Electronic (e-) cigarettes are growing in popularity despite uncertainties regarding their long-term health implications. The link between cigarette smoking and initiation of chronic lung disease took decades to unpick so in vitro studies mimicking e-cigarette exposure aim to detect early indicators of harm. In response to e-cigarette exposure, alveolar macrophages adopt a pro-inflammatory phenotype of increased secretion of proinflammatory cytokines, reduction in phagocytosis and efferocytosis and reactive oxygen species generation. These effects are largely driven by free radical exposure, changes in PI3K/Akt signalling pathways, nicotine-induced reduction in phagocytosis receptors and impaired lipid homeostasis leading to a foam-like lipid laden phenotype.
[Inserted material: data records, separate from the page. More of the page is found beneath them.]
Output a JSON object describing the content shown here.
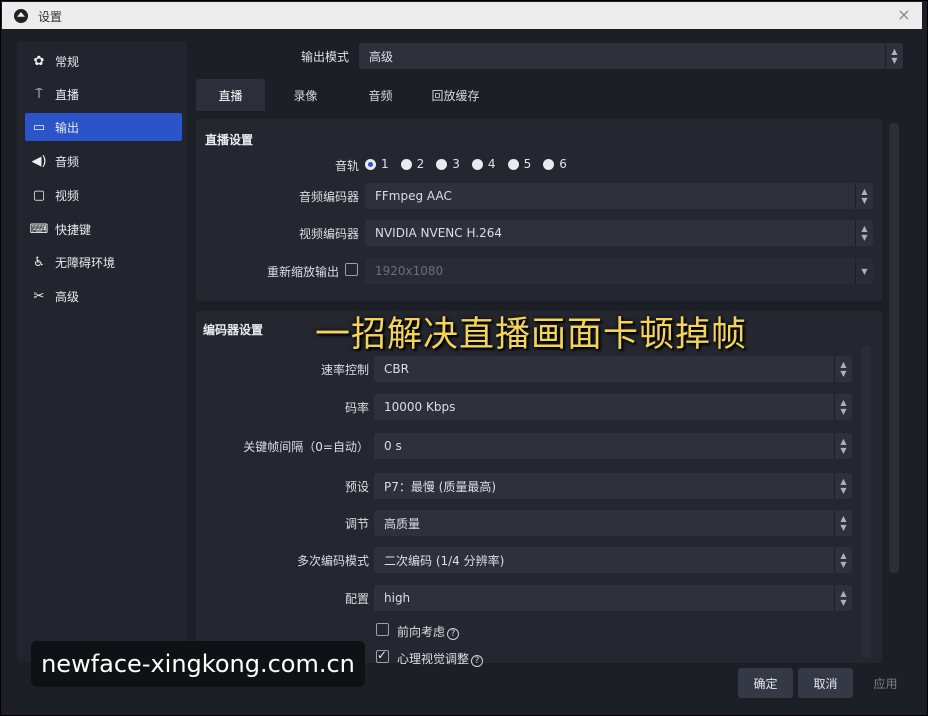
{
  "window": {
    "title": "设置",
    "close_glyph": "×"
  },
  "sidebar": {
    "items": [
      {
        "label": "常规",
        "icon": "gear-icon",
        "glyph": "✿"
      },
      {
        "label": "直播",
        "icon": "antenna-icon",
        "glyph": "⍑"
      },
      {
        "label": "输出",
        "icon": "output-icon",
        "glyph": "▭"
      },
      {
        "label": "音频",
        "icon": "speaker-icon",
        "glyph": "◀)"
      },
      {
        "label": "视频",
        "icon": "monitor-icon",
        "glyph": "▢"
      },
      {
        "label": "快捷键",
        "icon": "keyboard-icon",
        "glyph": "⌨"
      },
      {
        "label": "无障碍环境",
        "icon": "accessibility-icon",
        "glyph": "♿"
      },
      {
        "label": "高级",
        "icon": "wrench-icon",
        "glyph": "✂"
      }
    ],
    "active_index": 2
  },
  "output_mode": {
    "label": "输出模式",
    "value": "高级"
  },
  "tabs": [
    {
      "label": "直播"
    },
    {
      "label": "录像"
    },
    {
      "label": "音频"
    },
    {
      "label": "回放缓存"
    }
  ],
  "stream_settings": {
    "title": "直播设置",
    "track_label": "音轨",
    "tracks": [
      "1",
      "2",
      "3",
      "4",
      "5",
      "6"
    ],
    "selected_track": "1",
    "audio_encoder_label": "音频编码器",
    "audio_encoder": "FFmpeg AAC",
    "video_encoder_label": "视频编码器",
    "video_encoder": "NVIDIA NVENC H.264",
    "rescale_label": "重新缩放输出",
    "rescale_value": "1920x1080"
  },
  "encoder_settings": {
    "title": "编码器设置",
    "rate_control_label": "速率控制",
    "rate_control": "CBR",
    "bitrate_label": "码率",
    "bitrate": "10000 Kbps",
    "keyframe_label": "关键帧间隔（0=自动）",
    "keyframe": "0 s",
    "preset_label": "预设",
    "preset": "P7：最慢 (质量最高)",
    "tuning_label": "调节",
    "tuning": "高质量",
    "multipass_label": "多次编码模式",
    "multipass": "二次编码 (1/4 分辨率)",
    "profile_label": "配置",
    "profile": "high",
    "lookahead_label": "前向考虑",
    "psycho_label": "心理视觉调整",
    "help_glyph": "?"
  },
  "overlay_caption": "一招解决直播画面卡顿掉帧",
  "watermark": "newface-xingkong.com.cn",
  "footer": {
    "ok": "确定",
    "cancel": "取消",
    "apply": "应用"
  },
  "colors": {
    "accent": "#2b54c9",
    "caption": "#f3d35a",
    "background": "#1d1f26"
  }
}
Neutrophils exhibit disrupted chemotaxis and transmigration to chemokines, reduced phagocytosis and bacterial killing and an increase in protease secretion without corresponding antiproteases in response to e-cigarette exposure. This is driven by an altered ability to respond and polarise towards chemoattractants, an activation of the p38 MAPK signalling pathway and inability to assemble NADPH oxidase. E-cigarettes induce lung epithelial cells to display decreased ciliary beat frequency and ion channel conductance as well as changes in chemokine secretion and surface protein expression. Changes in gene expression, mitochondrial function and signalling pathways have been demonstrated in lung epithelial cells to explain these changes. Many functional outputs of alveolar macrophages, neutrophils and lung epithelial cells have not been fully explored in the context of e-cigarette exposure, and the underlying driving mechanisms are poorly understood. This review discusses current evidence surrounding the effects of e-cigarettes on alveolar macrophages, neutrophils and lung epithelial cells with particular focus on the cellular mechanisms of change.